The emulsion side has a dull surface, which is very apparent in Kodachrome or B&W film, but it's hard to detect much difference in most color film. Often it's easier to judge the sharpness or dullness of reflections from the film surface than to see a difference in the actual film surface itself. The writing along the filmstrip edge will be reversed if you are looking at the emulsion side. However, a mounted Kodak slide will have the Kodak logo on the emulsion side. The image will view correctly from back side, or will be mirror reversed if viewed from the emulsion side.
In a film scanner, it is not so clear how the film should be oriented to come out right. The Minolta Scan Dual II has very clear instructions, it says the emulsion side goes up, but the image comes out mirror reversed. Most such film software provides controls to rotate and/or flip the image if it's wrong. Or you can turn the film over and scan it again. Or you can ignore it until later.

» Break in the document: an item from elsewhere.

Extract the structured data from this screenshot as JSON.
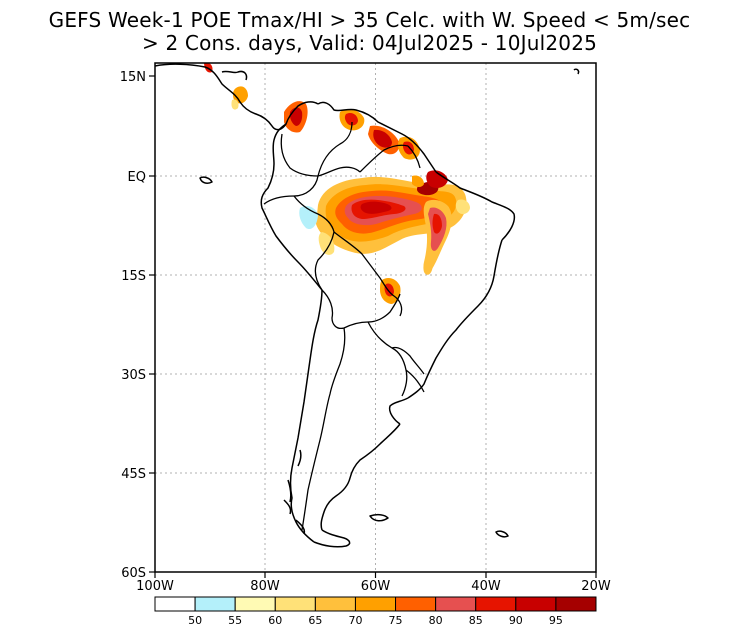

Most film scanners only have enough CCD cells to cover the short side of the film, so there is no choice of portrait or landscape orientation, and a filmstrip holder only has one direction anyway. Mounted slides must be oriented the same as filmstrips, even if they fit the other way in their square holder. The preview software can rotate the images for this reason, and some frames will be both ways. You will probably grow accustomed to viewing it sideways, it really doesn't matter much while scanning. You can always rotate it later in the photo editor.